While in college, Giovanni was a member of SNCC. Meeting H. Rap Brown in May of 1967 at the Detroit Conference of Unity and Art propelled her into the Black Arts Movement. In 1968, she published two volumes of poetry, Black Feeling, Black Talk and Black Judgment. Her third book Re: Creation followed in 1970. Her writing contained a diverse mix of angry militancy and personal reflection. Poems like "The Great Pax Whitie" challenging the injustice of racism, "And the word was death to all niggers" sat alongside celebrations of family life expressed in "Nikki Rosa": "Everybody is together and you and your sister have happy birthdays." Her audience widened when she took her poems and successfully recorded them with the gospel New York Community Choir on her 1971 debut album, Truth Is on Its Way. Her public performances increased at this point, culminating with an appearance on The Tonight Show with Johnny Carson in June 1972. A second album, Like a Ripple on a Pond, followed in 1973. Also in '73, a book of conversations between her and iconic writer James Baldwin was published.

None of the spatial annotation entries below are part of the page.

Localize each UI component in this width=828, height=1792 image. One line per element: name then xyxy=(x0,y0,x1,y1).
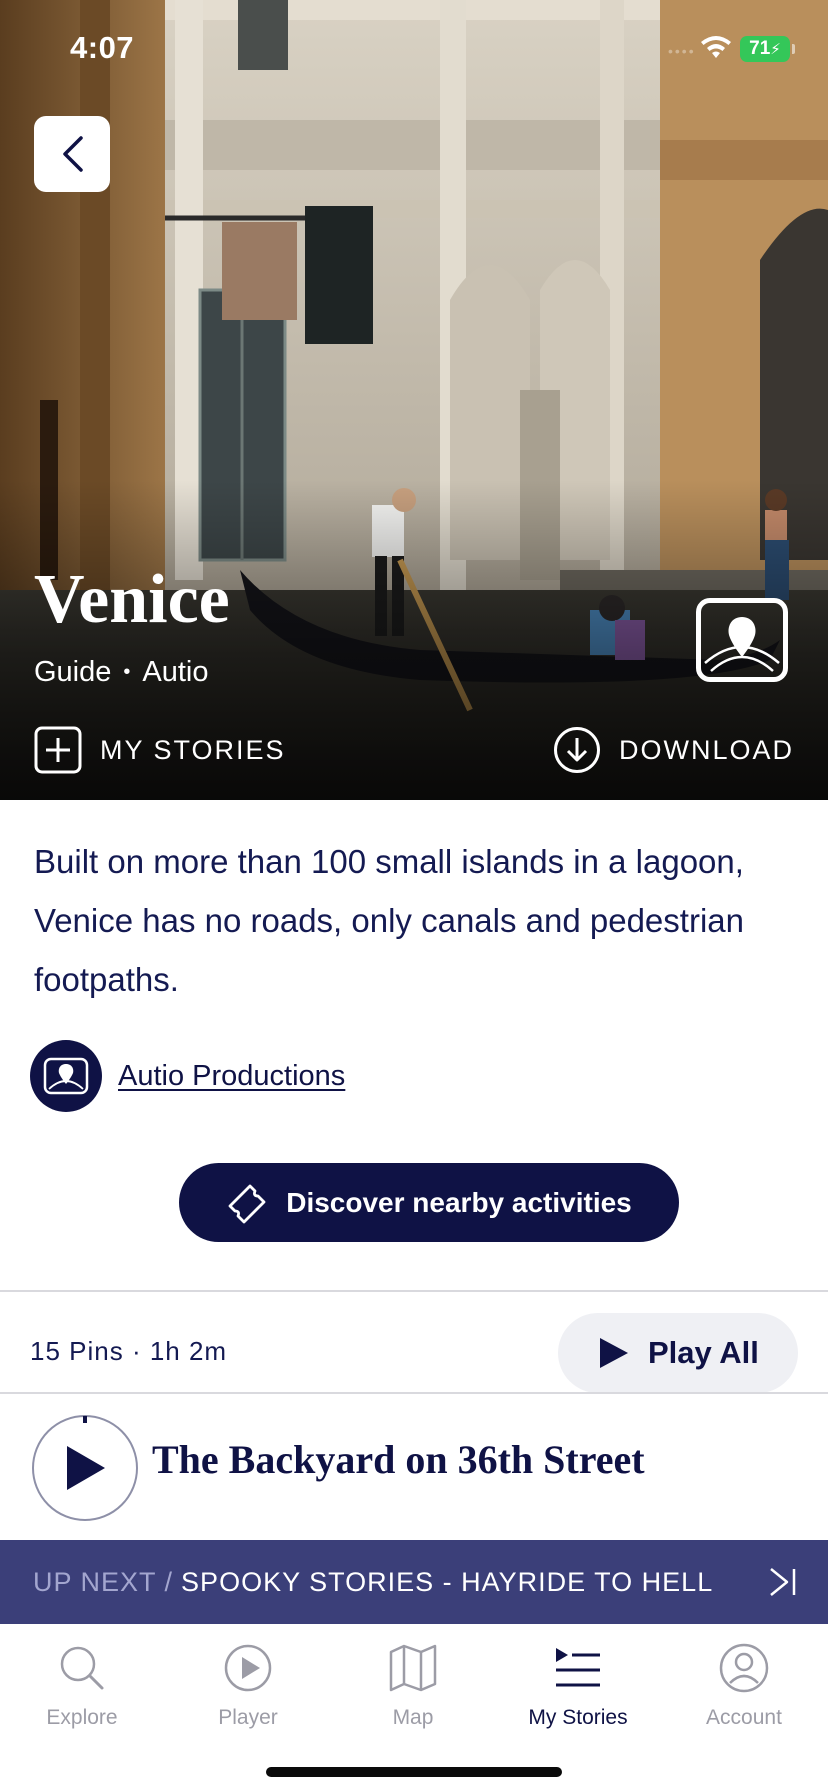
add-to-my-stories-button[interactable]: MY STORIES xyxy=(34,726,286,774)
tab-my-stories[interactable]: My Stories xyxy=(503,1642,653,1730)
ticket-icon xyxy=(228,1184,266,1223)
divider xyxy=(0,1290,828,1292)
guide-meta: Guide • Autio xyxy=(34,656,209,689)
playback-progress xyxy=(83,1416,87,1423)
tab-explore[interactable]: Explore xyxy=(7,1642,157,1730)
cellular-icon: •••• xyxy=(668,43,696,59)
home-indicator[interactable] xyxy=(266,1767,562,1777)
playlist-icon xyxy=(556,1648,600,1687)
status-bar: 4:07 •••• 71 ⚡ xyxy=(0,0,828,100)
play-icon xyxy=(67,1446,105,1490)
up-next-prefix: UP NEXT / xyxy=(33,1566,174,1597)
skip-next-icon[interactable] xyxy=(768,1566,798,1598)
battery-level: 71 xyxy=(749,38,771,59)
producer-row[interactable]: Autio Productions xyxy=(30,1040,345,1112)
mini-player[interactable]: The Backyard on 36th Street xyxy=(0,1392,828,1540)
wifi-icon xyxy=(701,36,731,58)
tab-label: Explore xyxy=(46,1706,118,1729)
pins-summary: 15 Pins · 1h 2m xyxy=(30,1336,228,1366)
play-all-label: Play All xyxy=(648,1335,759,1370)
guide-publisher: Autio xyxy=(142,656,209,688)
map-icon xyxy=(389,1644,437,1692)
status-time: 4:07 xyxy=(70,30,135,65)
tab-account[interactable]: Account xyxy=(669,1642,819,1730)
guide-description: Built on more than 100 small islands in … xyxy=(34,843,744,998)
hero-actions: MY STORIES DOWNLOAD xyxy=(34,726,794,774)
download-button[interactable]: DOWNLOAD xyxy=(553,726,794,774)
meta-separator: • xyxy=(123,661,131,683)
tab-label: My Stories xyxy=(528,1706,628,1729)
plus-square-icon xyxy=(34,726,82,774)
autio-logo-icon xyxy=(696,598,788,682)
back-button[interactable] xyxy=(34,116,110,192)
producer-avatar xyxy=(30,1040,102,1112)
battery-icon: 71 ⚡ xyxy=(740,36,795,62)
download-icon xyxy=(553,727,600,773)
search-icon xyxy=(60,1646,104,1690)
tab-label: Account xyxy=(706,1706,782,1729)
play-circle-icon xyxy=(224,1644,272,1692)
producer-link[interactable]: Autio Productions xyxy=(118,1060,345,1093)
download-label: DOWNLOAD xyxy=(618,734,794,765)
my-stories-label: MY STORIES xyxy=(100,734,286,765)
discover-activities-button[interactable]: Discover nearby activities xyxy=(179,1163,679,1242)
tab-label: Map xyxy=(392,1706,434,1729)
guide-title: Venice xyxy=(34,561,230,638)
now-playing-title: The Backyard on 36th Street xyxy=(152,1437,645,1482)
chevron-left-icon xyxy=(63,136,83,172)
tab-map[interactable]: Map xyxy=(338,1642,488,1730)
guide-type: Guide xyxy=(34,656,112,688)
tab-player[interactable]: Player xyxy=(173,1642,323,1730)
up-next-title: SPOOKY STORIES - HAYRIDE TO HELL xyxy=(181,1566,714,1597)
up-next-bar[interactable]: UP NEXT / SPOOKY STORIES - HAYRIDE TO HE… xyxy=(0,1540,828,1624)
tab-label: Player xyxy=(218,1706,278,1729)
autio-logo-icon xyxy=(43,1057,89,1095)
mini-play-button[interactable] xyxy=(32,1415,138,1521)
account-icon xyxy=(719,1643,769,1693)
play-all-button[interactable]: Play All xyxy=(558,1313,798,1393)
discover-label: Discover nearby activities xyxy=(286,1186,632,1218)
play-icon xyxy=(600,1338,628,1368)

As the decade progressed, Giovanni toned down her militant rhetoric and her writing focused more on domestic life. This shift was reflected in her third record, when producer Arif Mardin (Aretha Franklin, Roberta Flack) was brought in to oversee her 1975 The Way I Feel album. Mardin's smooth production style did, however, make for an interesting contrast when she reached back to her 1970 poem "Revolutionary Dreams" and combined it with Mardin's choir of singers and a large band. She recited:I used to dream militant dreams of taking over America, to show these white folks how it should be done, I used to dream radical dreams, of blowing everyone away with my perceptive powers of correct analysis…then I awoke and dug that if I dreamed natural dreams of being a natural woman...I would have a revolution.